When should you start talking to your kids about money? Short answer, it is never too early to start talking to your kids about money. I think most parents feel like these are conversations to put off until a child is older. How could they possibly understand? Well, studies have shown that children at age three understand basic money concepts. By age seven, many of their money habits are already set. With that in mind, these conversations need to be started early so that your children are not having to correct bad money habits later in life. So, what age is that you might ask?
Obviously, children mature at different times, but the short answer is around age two. Give them a chance to learn to walk and start talking, but once those two are down, it’s time to talk money. Now, I’m not suggesting that you start explaining mortgages or credit cards to them, but it is time to start the conversation. Let’s start small and talk some change.
I will tell you quickly about my first money lesson that happened at age two. We had gone to my grandparents for Christmas, and all of my aunts, uncles, and cousins were there. I was the youngest and often had to find ways to get noticed. That year, I started giving kisses away for a penny. I was only two, so it was cute. I had made my way around the room a few times, and now I was back to my Uncle CJ, who had run out of pennies. Not wanting to miss out on a kiss from his favorite niece (in my mind anyway), he offered me a dime. Well, to my two-year-old brain, a dime had to be worth less than a penny, it was smaller. He tried long and hard to convince me that is was worth ten of those pennies I was asking for, but I was not buying it. It didn’t help that my dad was pipping in and telling me to not let him take advantage of me. Unfortunately, I listened to my dad and didn’t accept the dime. I did end up taking a nickel for my kiss, which was certainly better than the penny, but I did lose out on five cents, not knowing my coins yet. It was a lesson learned, and I did let my dad have it later once I realized I had lost out on extra money.

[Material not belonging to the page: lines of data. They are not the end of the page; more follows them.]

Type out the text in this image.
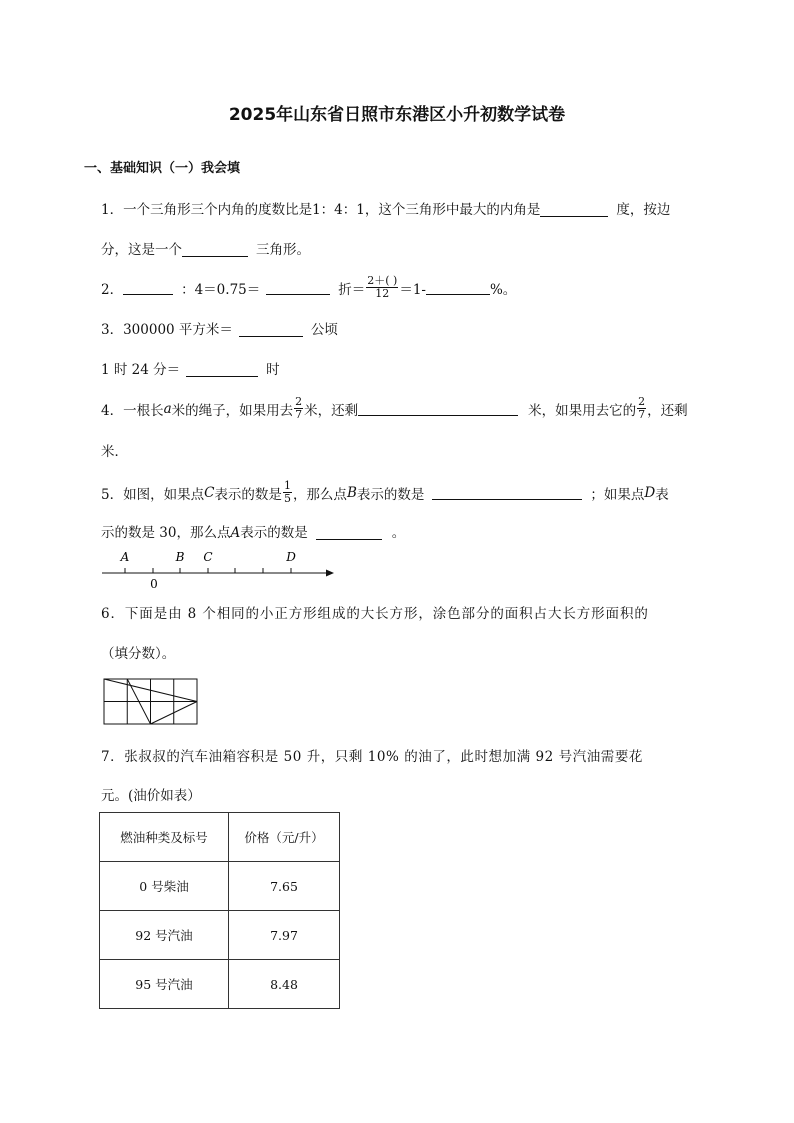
2025年山东省日照市东港区小升初数学试卷
一、基础知识（一）我会填
1．一个三角形三个内角的度数比是1：4：1，这个三角形中最大的内角是	度，按边
分，这是一个	三角形。
2．	：4＝0.75＝	折＝ $\frac{2+( )}{12} =1-$	%。
3．300000 平方米＝	公顷
1 时 24 分＝	时
4．一根长 a 米的绳子，如果用去 $\frac{2}{7}$ 米，还剩	米，如果用去它的 $\frac{2}{7}$ ，还剩
米．
5．如图，如果点 C 表示的数是 $\frac{1}{5}$ ，那么点 B 表示的数是	；如果点 D 表
示的数是 30，那么点A表示的数是	。
A	B C	D
0
6．下面是由 8 个相同的小正方形组成的大长方形，涂色部分的面积占大长方形面积的
（填分数）。
7．张叔叔的汽车油箱容积是 50 升，只剩 10% 的油了，此时想加满 92 号汽油需要花
元。(油价如表）
燃油种类及标号	价格（元/升）
0 号柴油	7.65
92 号汽油	7.97
95 号汽油	8.48
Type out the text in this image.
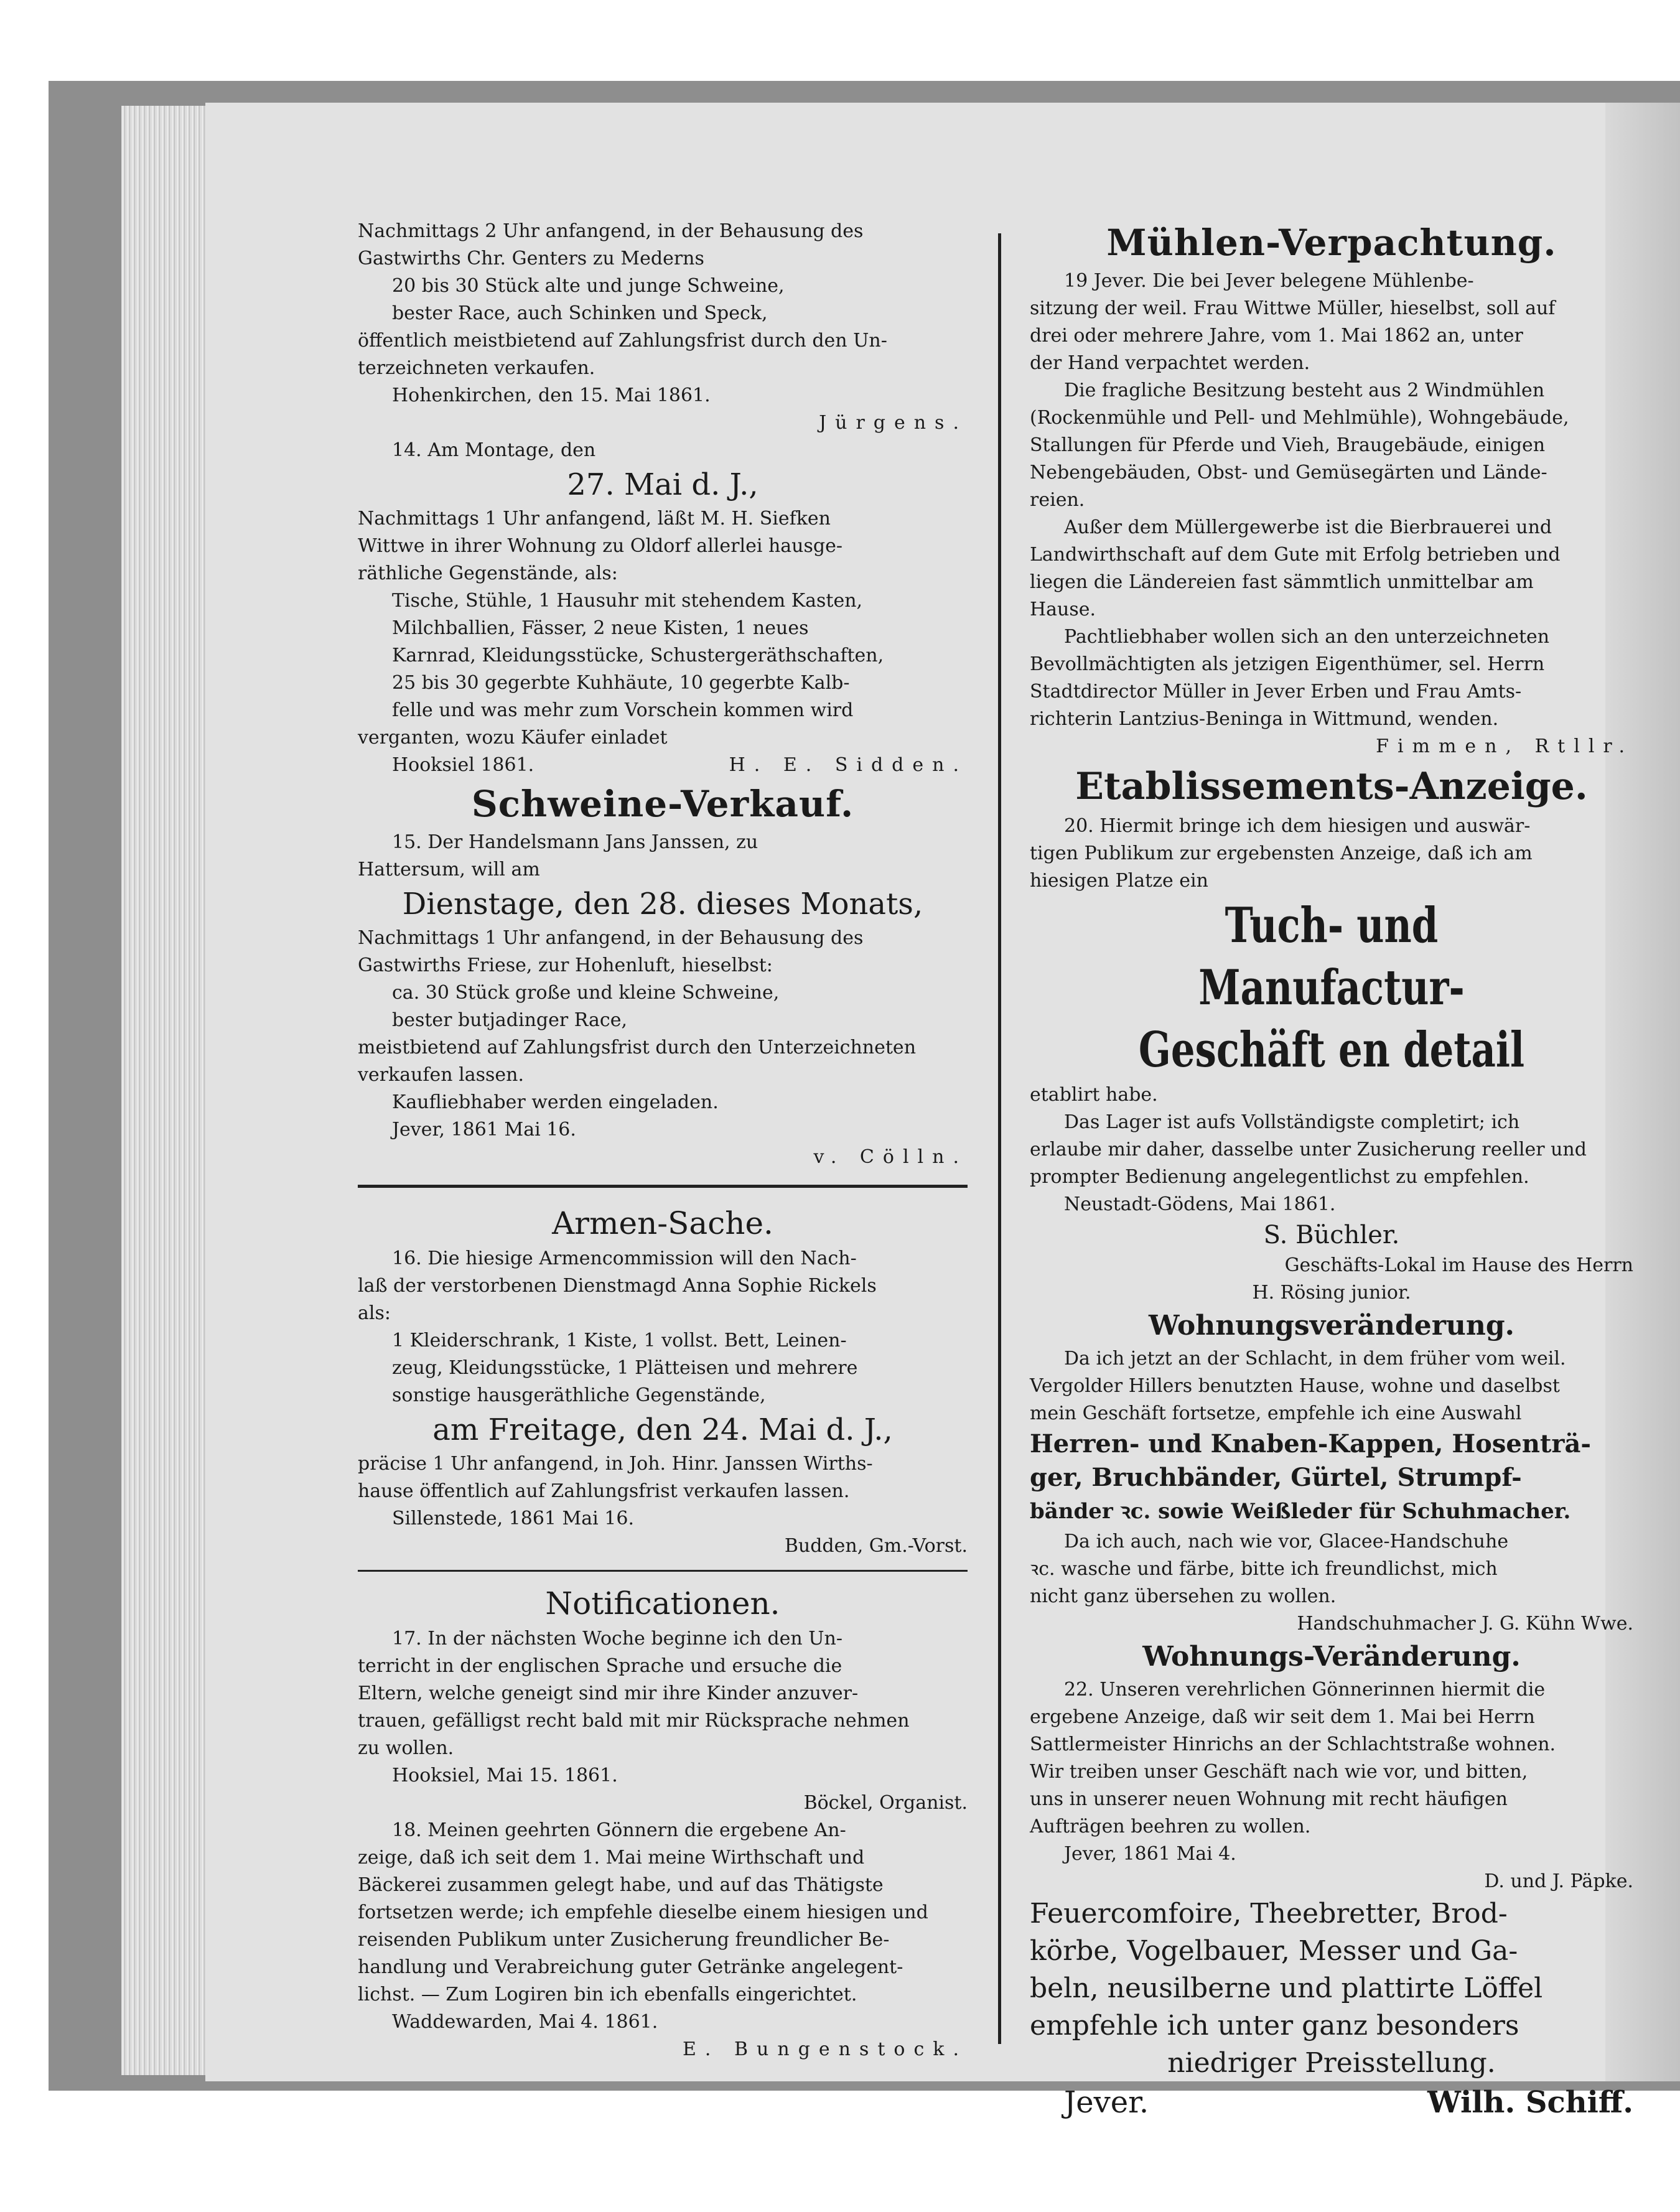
Nachmittags 2 Uhr anfangend, in der Behausung des

Gastwirths Chr. Genters zu Mederns

20 bis 30 Stück alte und junge Schweine,

bester Race, auch Schinken und Speck,

öffentlich meistbietend auf Zahlungsfrist durch den Un-

terzeichneten verkaufen.

Hohenkirchen, den 15. Mai 1861.

Jürgens.

14. Am Montage, den

27. Mai d. J.,

Nachmittags 1 Uhr anfangend, läßt M. H. Siefken

Wittwe in ihrer Wohnung zu Oldorf allerlei hausge-

räthliche Gegenstände, als:

Tische, Stühle, 1 Hausuhr mit stehendem Kasten,

Milchballien, Fässer, 2 neue Kisten, 1 neues

Karnrad, Kleidungsstücke, Schustergeräthschaften,

25 bis 30 gegerbte Kuhhäute, 10 gegerbte Kalb-

felle und was mehr zum Vorschein kommen wird

verganten, wozu Käufer einladet

Hooksiel 1861.	H. E. Sidden.

Schweine-Verkauf.

15. Der Handelsmann Jans Janssen, zu

Hattersum, will am

Dienstage, den 28. dieses Monats,

Nachmittags 1 Uhr anfangend, in der Behausung des

Gastwirths Friese, zur Hohenluft, hieselbst:

ca. 30 Stück große und kleine Schweine,

bester butjadinger Race,

meistbietend auf Zahlungsfrist durch den Unterzeichneten

verkaufen lassen.

Kaufliebhaber werden eingeladen.

Jever, 1861 Mai 16.

v. Cölln.

Armen-Sache.

16. Die hiesige Armencommission will den Nach-

laß der verstorbenen Dienstmagd Anna Sophie Rickels

als:

1 Kleiderschrank, 1 Kiste, 1 vollst. Bett, Leinen-

zeug, Kleidungsstücke, 1 Plätteisen und mehrere

sonstige hausgeräthliche Gegenstände,

am Freitage, den 24. Mai d. J.,

präcise 1 Uhr anfangend, in Joh. Hinr. Janssen Wirths-

hause öffentlich auf Zahlungsfrist verkaufen lassen.

Sillenstede, 1861 Mai 16.

Budden, Gm.-Vorst.

Notificationen.

17. In der nächsten Woche beginne ich den Un-

terricht in der englischen Sprache und ersuche die

Eltern, welche geneigt sind mir ihre Kinder anzuver-

trauen, gefälligst recht bald mit mir Rücksprache nehmen

zu wollen.

Hooksiel, Mai 15. 1861.

Böckel, Organist.

18. Meinen geehrten Gönnern die ergebene An-

zeige, daß ich seit dem 1. Mai meine Wirthschaft und

Bäckerei zusammen gelegt habe, und auf das Thätigste

fortsetzen werde; ich empfehle dieselbe einem hiesigen und

reisenden Publikum unter Zusicherung freundlicher Be-

handlung und Verabreichung guter Getränke angelegent-

lichst. — Zum Logiren bin ich ebenfalls eingerichtet.

Waddewarden, Mai 4. 1861.

E. Bungenstock.

Mühlen-Verpachtung.

19 Jever. Die bei Jever belegene Mühlenbe-

sitzung der weil. Frau Wittwe Müller, hieselbst, soll auf

drei oder mehrere Jahre, vom 1. Mai 1862 an, unter

der Hand verpachtet werden.

Die fragliche Besitzung besteht aus 2 Windmühlen

(Rockenmühle und Pell- und Mehlmühle), Wohngebäude,

Stallungen für Pferde und Vieh, Braugebäude, einigen

Nebengebäuden, Obst- und Gemüsegärten und Lände-

reien.

Außer dem Müllergewerbe ist die Bierbrauerei und

Landwirthschaft auf dem Gute mit Erfolg betrieben und

liegen die Ländereien fast sämmtlich unmittelbar am

Hause.

Pachtliebhaber wollen sich an den unterzeichneten

Bevollmächtigten als jetzigen Eigenthümer, sel. Herrn

Stadtdirector Müller in Jever Erben und Frau Amts-

richterin Lantzius-Beninga in Wittmund, wenden.

Fimmen, Rtllr.

Etablissements-Anzeige.

20. Hiermit bringe ich dem hiesigen und auswär-

tigen Publikum zur ergebensten Anzeige, daß ich am

hiesigen Platze ein

Tuch- und Manufactur-

Geschäft en detail

etablirt habe.

Das Lager ist aufs Vollständigste completirt; ich

erlaube mir daher, dasselbe unter Zusicherung reeller und

prompter Bedienung angelegentlichst zu empfehlen.

Neustadt-Gödens, Mai 1861.

S. Büchler.

Geschäfts-Lokal im Hause des Herrn

H. Rösing junior.

Wohnungsveränderung.

Da ich jetzt an der Schlacht, in dem früher vom weil.

Vergolder Hillers benutzten Hause, wohne und daselbst

mein Geschäft fortsetze, empfehle ich eine Auswahl

Herren- und Knaben-Kappen, Hosenträ-

ger, Bruchbänder, Gürtel, Strumpf-

bänder ꝛc. sowie Weißleder für Schuhmacher.

Da ich auch, nach wie vor, Glacee-Handschuhe

ꝛc. wasche und färbe, bitte ich freundlichst, mich

nicht ganz übersehen zu wollen.

Handschuhmacher J. G. Kühn Wwe.

Wohnungs-Veränderung.

22. Unseren verehrlichen Gönnerinnen hiermit die

ergebene Anzeige, daß wir seit dem 1. Mai bei Herrn

Sattlermeister Hinrichs an der Schlachtstraße wohnen.

Wir treiben unser Geschäft nach wie vor, und bitten,

uns in unserer neuen Wohnung mit recht häufigen

Aufträgen beehren zu wollen.

Jever, 1861 Mai 4.

D. und J. Päpke.

Feuercomfoire, Theebretter, Brod-

körbe, Vogelbauer, Messer und Ga-

beln, neusilberne und plattirte Löffel

empfehle ich unter ganz besonders

niedriger Preisstellung.

Jever.	Wilh. Schiff.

Coin games are a great way to help kids learn to count while starting to teach some simple mathematical concepts like addition and subtraction, and to top it off, money. WARNING: Be sure to watch your kids closely so that they don’t put them in their mouths and possibly choke on them. If you are concerned, you can always make your own money out of cardboard or paper and just write the values on there. Just be sure to match up the size as close as possible to the actual coins. Check out these two websites for some fun coin game ideas that can be adapted for almost any age:
Whether we like it or not, money is a big part of our lives. We buy clothes, transportation, food and keep a roof over our heads with it. It is essential to life and, therefore, must be learned. Starting these lessons early and keeping them going throughout childhood is one of the best gifts you can give your child. Give them the running headstart that they deserve, one you probably didn’t have yourself. Believe me, they will thank you later.